Все это прекрасно, однако — увы! Как бы ни были причудливы переплетения судеб, записанные на звездах, ей уж никогда не решиться пойти к начальнику с просьбой, предложением… Даже просто попасться на глаза нет охоты. Леонид изменился неузнаваемо и внешне и внутренне, но изменилась и она. Неузнаваемо? Узнаваемо? Уже прошел тот возраст, когда все еще надеялась и мечтала — не предпринимая ничего, правда, — встретить его. Теперь пусть же он не узнает никогда, какой она стала…
Она ходила в тот, их, месяц сумасшедше счастливая, хотя где-то в глуби души мучило иногда сознание, что будь жива бабушка, все это ей не понравилось бы: уровень счастья безусловно не тот. Но где ей его взять — некрасивой, кое-как одетой, «тот» уровень? И что в конце концов это значит — «уровень»? Нежность, чувство защищенности, радость от сознания, что тебя ждут, тебе тоже радуются, — ей этого хватает для счастья, такого у ней не было. И потом, отец, его недостойная кровь скорее всего толкнула Марию к такому же, недостойному. Спасибо, он добр к ней…
Первые десять дней Леонид встречал ее у проходной, они бросали монетку, куда сегодня идти: «решка» — в театр, кино, концерт, куда прорвутся, «орел» — в кафе. Домой возвращались поздно, Мария рада была, что не встречается с соседями.
Но вот деньги кончились совсем, даже те, которые Мария назанимала в лихом угаре. Пришлось оказать Леониду, что она устала, не хочется никуда идти, надо сделать передышку. Леонид весело, понимающе хмыкнул: «Давно бы так! Театры или там кино хорошо, конечно, но я лично весь вечер дома с тобой не прочь побыть. До утра ведь друг другу спать не даем, так и окочуриться недолго. Сегодня я под машину залез и заснул там, главный механик ногами пинал: ты что, мол, нажрался опять? Не железные».
Дома Мария вскипятила чай, выложила из сумочки двести граммов колбасы, которую купила в заводском буфете, и белый батон. Сахар и немного масла у них еще оставалось. Сели пить чай. Мария взяла самый тоненький ломтик колбасы, остальное подвинула Леониду: «Я нынче пообедала поздно, не хочу». Он съел, конечно, все, навернул и батон с маслом — отсутствием аппетита ее любовник не страдал. Предложил со вздохом: «Маш, может, картошки пожарим, жрать охота!..» Но картошки у Марии не было, занимать же у соседей не хотелось. На следующий вечер она купила килограмм макарон и сто граммов масла. Удерживала аппетит, хотя есть ей хотелось очень: на заводе она не обедала — не на что было.

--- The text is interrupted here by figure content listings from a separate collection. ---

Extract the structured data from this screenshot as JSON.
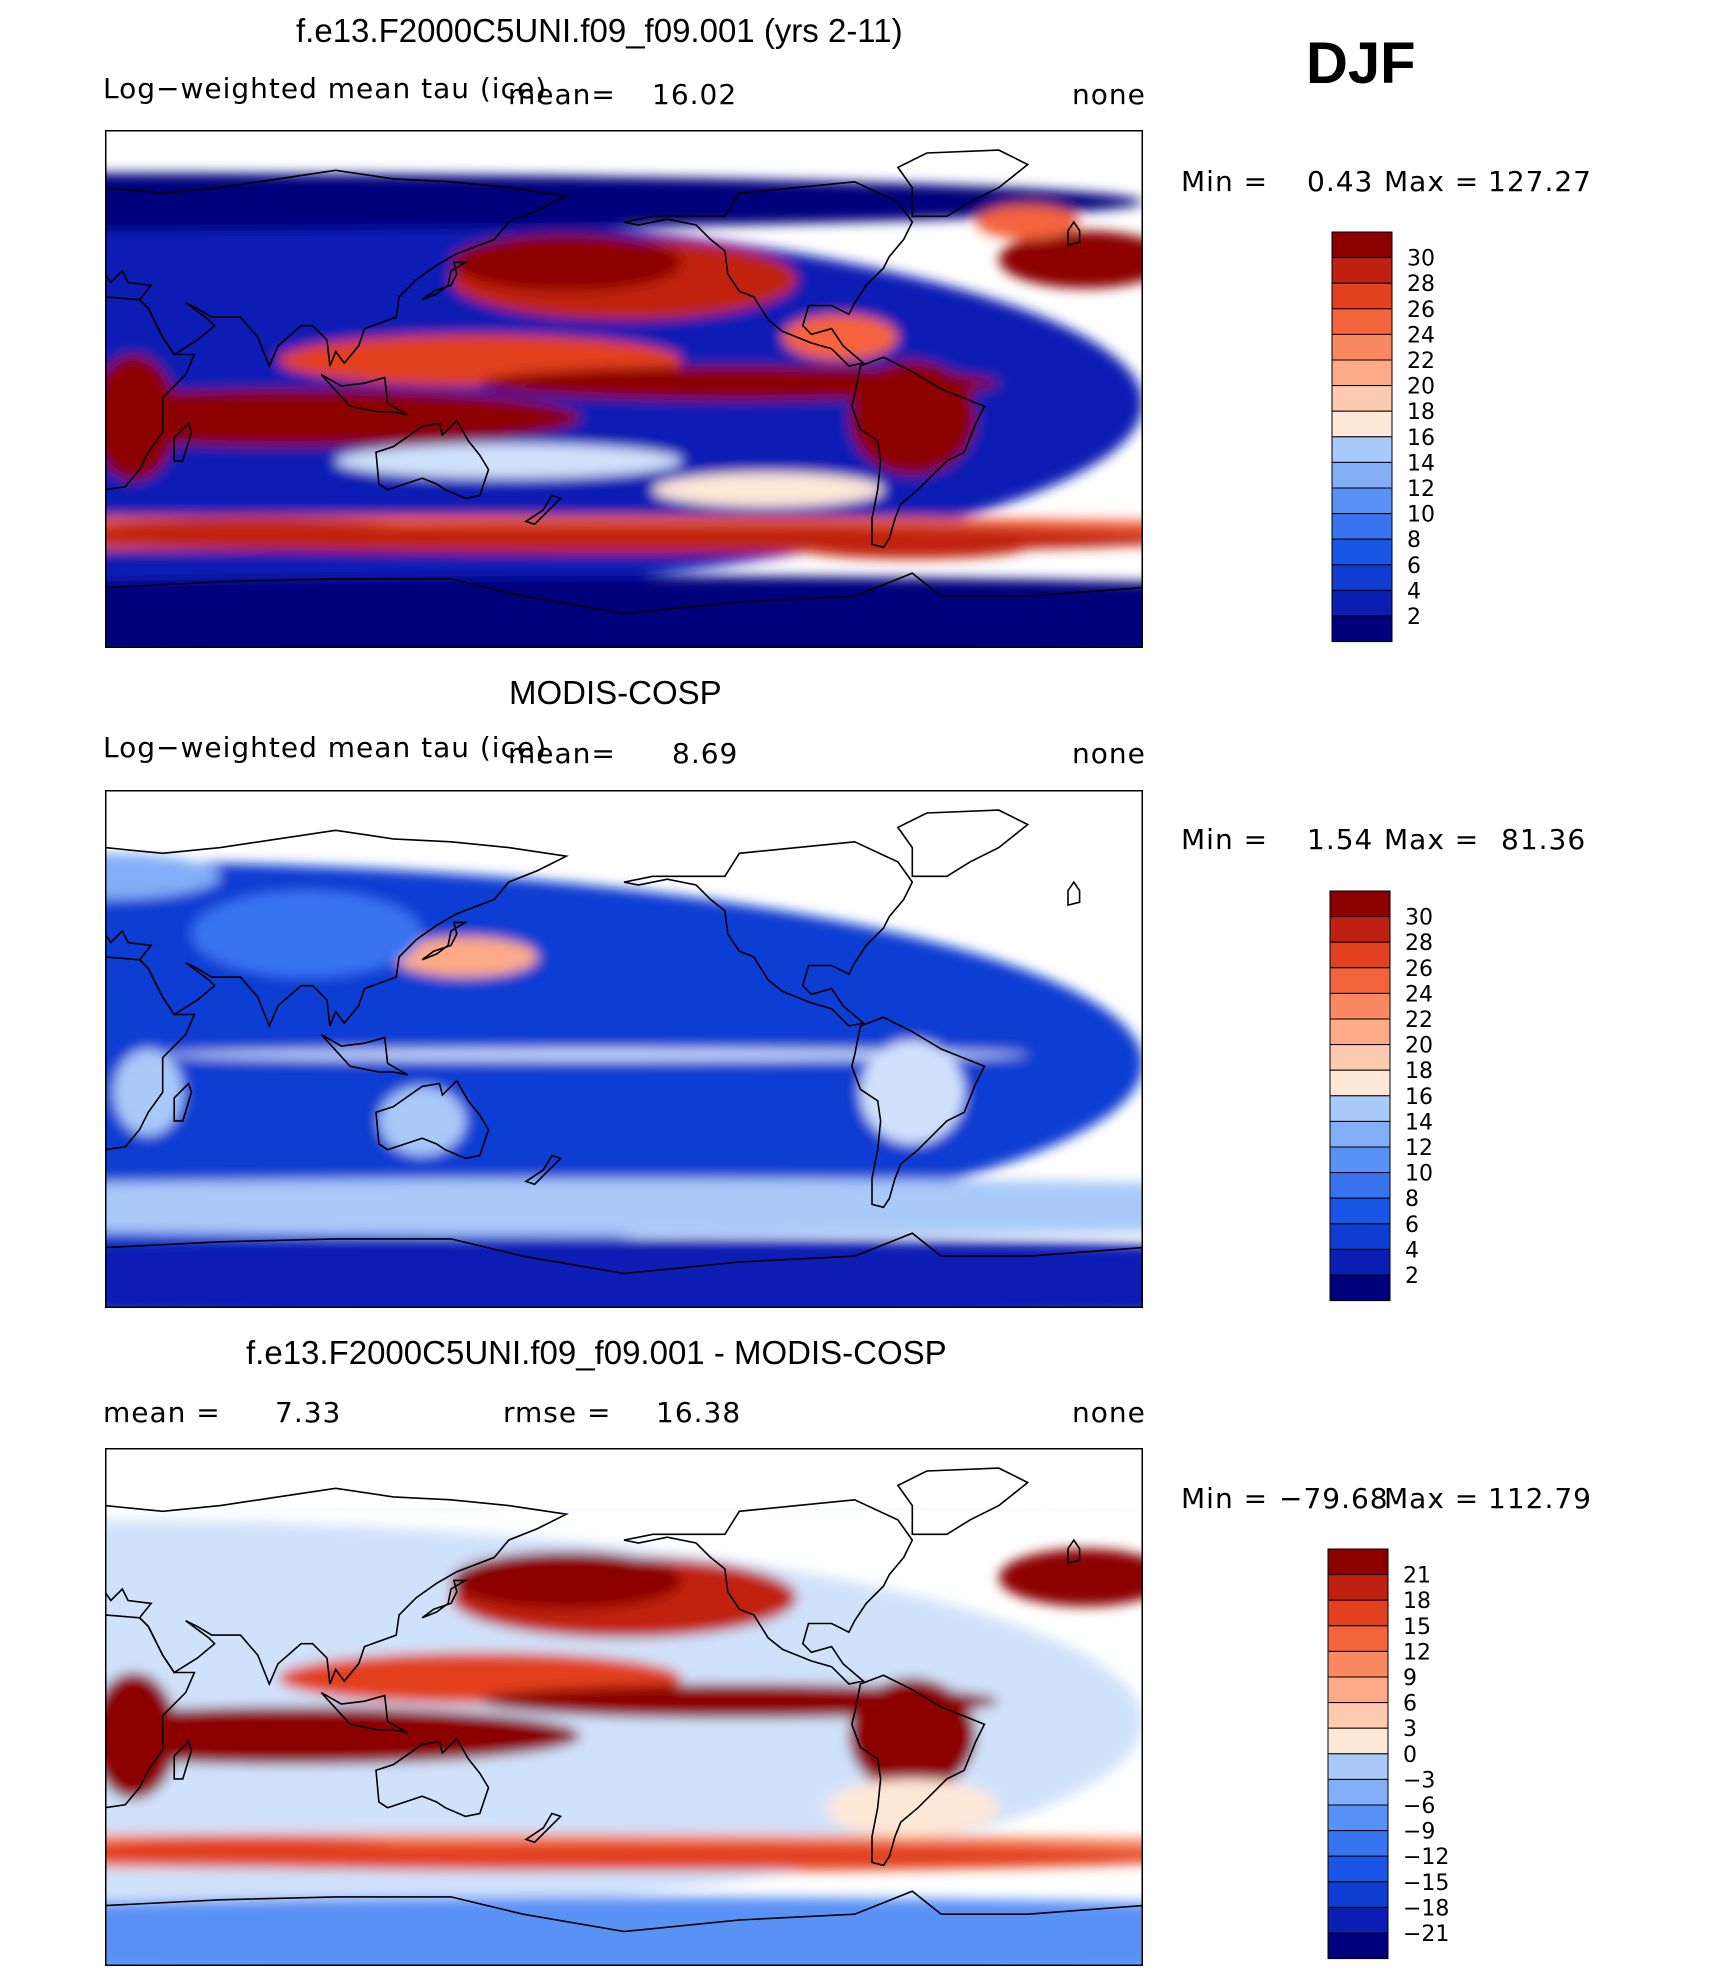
{
  "season": "DJF",
  "colors": {
    "abs_scale": [
      "#00007d",
      "#0a1eb4",
      "#0f3cd2",
      "#1955e6",
      "#3873f0",
      "#5a91f5",
      "#82aff7",
      "#a9c9f9",
      "#d0e2fb",
      "#ffe8d8",
      "#ffcbb0",
      "#fdaa88",
      "#fa8861",
      "#f4643c",
      "#e2401f",
      "#c02010",
      "#8c0000"
    ],
    "diff_scale": [
      "#00007d",
      "#0a1eb4",
      "#0f3cd2",
      "#1955e6",
      "#3873f0",
      "#5a91f5",
      "#82aff7",
      "#a9c9f9",
      "#d0e2fb",
      "#ffe8d8",
      "#ffcbb0",
      "#fdaa88",
      "#fa8861",
      "#f4643c",
      "#e2401f",
      "#c02010",
      "#8c0000"
    ]
  },
  "chart_data": [
    {
      "type": "heatmap",
      "title": "f.e13.F2000C5UNI.f09_f09.001 (yrs 2-11)",
      "left_label": "Log−weighted mean tau (ice)",
      "mean_label": "mean=",
      "mean_value": "16.02",
      "right_label": "none",
      "min_label": "Min =",
      "min_value": "0.43",
      "max_label": "Max =",
      "max_value": "127.27",
      "colorbar_levels": [
        "2",
        "4",
        "6",
        "8",
        "10",
        "12",
        "14",
        "16",
        "18",
        "20",
        "22",
        "24",
        "26",
        "28",
        "30"
      ],
      "regime": "model"
    },
    {
      "type": "heatmap",
      "title": "MODIS-COSP",
      "left_label": "Log−weighted mean tau (ice)",
      "mean_label": "mean=",
      "mean_value": "8.69",
      "right_label": "none",
      "min_label": "Min =",
      "min_value": "1.54",
      "max_label": "Max =",
      "max_value": "81.36",
      "colorbar_levels": [
        "2",
        "4",
        "6",
        "8",
        "10",
        "12",
        "14",
        "16",
        "18",
        "20",
        "22",
        "24",
        "26",
        "28",
        "30"
      ],
      "regime": "obs"
    },
    {
      "type": "heatmap",
      "title": "f.e13.F2000C5UNI.f09_f09.001 - MODIS-COSP",
      "left_label": "mean =",
      "mean_value": "7.33",
      "rmse_label": "rmse =",
      "rmse_value": "16.38",
      "right_label": "none",
      "min_label": "Min =",
      "min_value": "−79.68",
      "max_label": "Max =",
      "max_value": "112.79",
      "colorbar_levels": [
        "−21",
        "−18",
        "−15",
        "−12",
        "−9",
        "−6",
        "−3",
        "0",
        "3",
        "6",
        "9",
        "12",
        "15",
        "18",
        "21"
      ],
      "regime": "diff"
    }
  ]
}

На третий вечер Леонид у проходной ее не встретил, она подождала с полчаса, надеясь, что он просто задержался, потом поехала домой с тоскливо обрывающимся сердцем: все! Недолго же длилось ее счастье… Конечно, Леонид все понял, не дурак, голодать с ней не захотел. Ну и пусть, все равно хорошо, что это было в ее жизни. Хоть узнала, что такое нежность…

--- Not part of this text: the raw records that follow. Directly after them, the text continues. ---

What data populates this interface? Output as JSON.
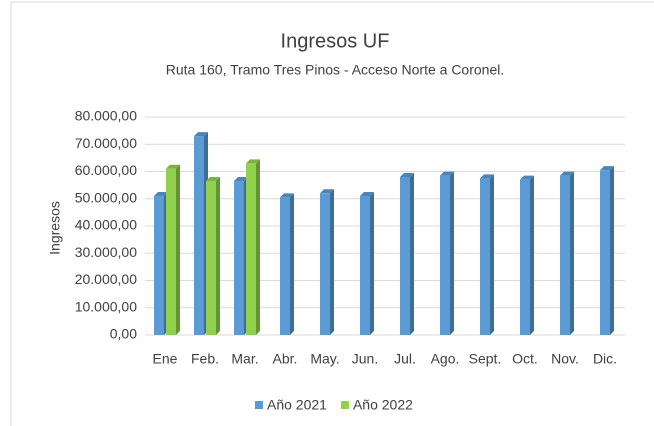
{
  "chart_data": {
    "type": "bar",
    "title": "Ingresos UF",
    "subtitle": "Ruta 160, Tramo Tres Pinos - Acceso Norte a Coronel.",
    "y_label": "Ingresos",
    "categories": [
      "Ene",
      "Feb.",
      "Mar.",
      "Abr.",
      "May.",
      "Jun.",
      "Jul.",
      "Ago.",
      "Sept.",
      "Oct.",
      "Nov.",
      "Dic."
    ],
    "series": [
      {
        "name": "Año 2021",
        "color": "#5b9bd5",
        "values": [
          51000,
          73000,
          56500,
          50500,
          52000,
          51000,
          58000,
          58500,
          57500,
          57000,
          58500,
          60500
        ]
      },
      {
        "name": "Año 2022",
        "color": "#92d050",
        "values": [
          61000,
          56500,
          63000,
          null,
          null,
          null,
          null,
          null,
          null,
          null,
          null,
          null
        ]
      }
    ],
    "ylim": [
      0,
      80000
    ],
    "yticks": [
      {
        "value": 0,
        "label": "0,00"
      },
      {
        "value": 10000,
        "label": "10.000,00"
      },
      {
        "value": 20000,
        "label": "20.000,00"
      },
      {
        "value": 30000,
        "label": "30.000,00"
      },
      {
        "value": 40000,
        "label": "40.000,00"
      },
      {
        "value": 50000,
        "label": "50.000,00"
      },
      {
        "value": 60000,
        "label": "60.000,00"
      },
      {
        "value": 70000,
        "label": "70.000,00"
      },
      {
        "value": 80000,
        "label": "80.000,00"
      }
    ],
    "grid": true,
    "legend": "bottom"
  }
}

Придя домой, поставила варить остатки макарон, глотала слюну, слушая, как они пахнут, развариваясь. Боролась с соблазном пойти к соседям напротив, занять у них кусочек масла. Вдруг явился Леонид, молча вытащил из карманов телогрейки промасленные свертки: ветчину, лососину, икру красную, масло, два помятых «наполеона». Из-за пазухи достал распечатанную бутылку портвейна. Мария, прижав ладони к груди, смотрела на это изобилие пунцовая от радости, в мозгу колотилось: «Пришел, пришел, не предал! Значит, он и на самом деле такой, как я его слышу, представляю… Ой, какая я счастливая!..» Леонид легонько стукнул ее по затылку ребром ладони: «Дурочка. Давай жрать, я тоже не емши с утра… Тамарка предлагала поджарить антрекот, чтобы я там срубал, — не стал ждать. Торопился все это тебе принесть». От счастливой крови, бушевавшей в голове, Марию должен был бы хватить удар, но ей просто казалось, что она как бы взлетает, хлопоча возле стола.
Они съели и макароны тоже. И в нем и в ней жила еще жадность к еде, воспитанная долгим голодным, только что окончившимся временем.

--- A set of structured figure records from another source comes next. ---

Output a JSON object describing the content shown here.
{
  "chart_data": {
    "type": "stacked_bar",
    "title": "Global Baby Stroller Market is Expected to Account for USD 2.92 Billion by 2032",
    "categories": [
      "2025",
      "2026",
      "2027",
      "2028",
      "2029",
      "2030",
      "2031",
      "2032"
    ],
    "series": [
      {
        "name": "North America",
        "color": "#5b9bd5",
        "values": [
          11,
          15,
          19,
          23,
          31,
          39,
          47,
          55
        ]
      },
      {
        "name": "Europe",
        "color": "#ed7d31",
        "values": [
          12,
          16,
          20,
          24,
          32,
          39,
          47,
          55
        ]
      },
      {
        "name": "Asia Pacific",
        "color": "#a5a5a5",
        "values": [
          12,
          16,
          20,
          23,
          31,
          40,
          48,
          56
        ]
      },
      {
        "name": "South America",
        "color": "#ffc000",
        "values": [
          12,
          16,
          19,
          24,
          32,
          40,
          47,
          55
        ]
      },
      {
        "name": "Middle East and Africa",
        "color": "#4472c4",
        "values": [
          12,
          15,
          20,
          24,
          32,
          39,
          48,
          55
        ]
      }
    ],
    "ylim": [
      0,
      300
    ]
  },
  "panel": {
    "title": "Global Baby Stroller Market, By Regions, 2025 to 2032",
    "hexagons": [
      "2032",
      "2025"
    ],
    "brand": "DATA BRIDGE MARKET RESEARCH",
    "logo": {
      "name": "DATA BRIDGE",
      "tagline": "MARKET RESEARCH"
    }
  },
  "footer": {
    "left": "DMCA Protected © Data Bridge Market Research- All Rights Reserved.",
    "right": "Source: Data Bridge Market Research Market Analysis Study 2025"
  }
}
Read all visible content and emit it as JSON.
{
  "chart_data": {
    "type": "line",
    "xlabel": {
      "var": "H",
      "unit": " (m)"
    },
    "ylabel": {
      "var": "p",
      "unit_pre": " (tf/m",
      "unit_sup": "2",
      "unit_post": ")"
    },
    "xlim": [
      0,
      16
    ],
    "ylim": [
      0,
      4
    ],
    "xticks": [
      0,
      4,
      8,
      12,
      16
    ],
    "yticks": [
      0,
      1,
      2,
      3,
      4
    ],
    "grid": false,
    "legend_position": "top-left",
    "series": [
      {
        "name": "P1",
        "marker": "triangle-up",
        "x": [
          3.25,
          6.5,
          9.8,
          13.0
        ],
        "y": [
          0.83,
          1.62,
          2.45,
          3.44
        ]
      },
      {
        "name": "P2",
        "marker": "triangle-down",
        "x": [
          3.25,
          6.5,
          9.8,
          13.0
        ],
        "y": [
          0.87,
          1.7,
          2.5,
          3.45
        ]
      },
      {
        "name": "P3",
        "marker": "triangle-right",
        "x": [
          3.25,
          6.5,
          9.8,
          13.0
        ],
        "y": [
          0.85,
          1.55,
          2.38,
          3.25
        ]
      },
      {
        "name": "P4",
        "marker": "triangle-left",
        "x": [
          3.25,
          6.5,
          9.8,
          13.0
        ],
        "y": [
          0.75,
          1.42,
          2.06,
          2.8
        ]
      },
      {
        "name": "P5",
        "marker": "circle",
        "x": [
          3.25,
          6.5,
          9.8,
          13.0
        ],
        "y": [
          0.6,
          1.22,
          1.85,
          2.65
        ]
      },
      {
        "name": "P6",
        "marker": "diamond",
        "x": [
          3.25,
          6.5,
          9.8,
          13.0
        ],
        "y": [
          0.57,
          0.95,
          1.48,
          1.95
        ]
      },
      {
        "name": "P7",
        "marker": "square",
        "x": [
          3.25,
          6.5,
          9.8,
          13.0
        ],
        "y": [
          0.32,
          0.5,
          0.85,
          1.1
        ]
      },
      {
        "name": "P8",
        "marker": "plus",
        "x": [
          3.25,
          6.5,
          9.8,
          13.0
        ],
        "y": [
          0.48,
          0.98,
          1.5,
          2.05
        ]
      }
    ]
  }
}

Счастливой была их ночь, впрочем, тогда у них все ночи были счастливыми. Леонид не уставал ласкать ее, шептал, задыхаясь, нежные смешные слова, они засыпали, прильнув друг к другу, обессиленные, но не желающие разлучаться.
Сон сморил их под утро, а когда зазвонил будильник, Леонид подергал ее за косы, поцеловал в запухшие, нераскрывающиеся глаза, оказал: «Маша, ты меня сегодня не жди, поезжай сразу домой, я к Тамарке опять закачусь, насчет жратвы… Брось, не бузи, неужто голодать? Чай, не обедняет. Сестра все же… Ты много назанимала-то? Ну и не делай волну, дыши глубже… Отдадим. У меня у матери давно уж один отрезик лежит, с фронта привез, заначил на черный день. Толканем его в воскресенье на Даниловском и расплатимся».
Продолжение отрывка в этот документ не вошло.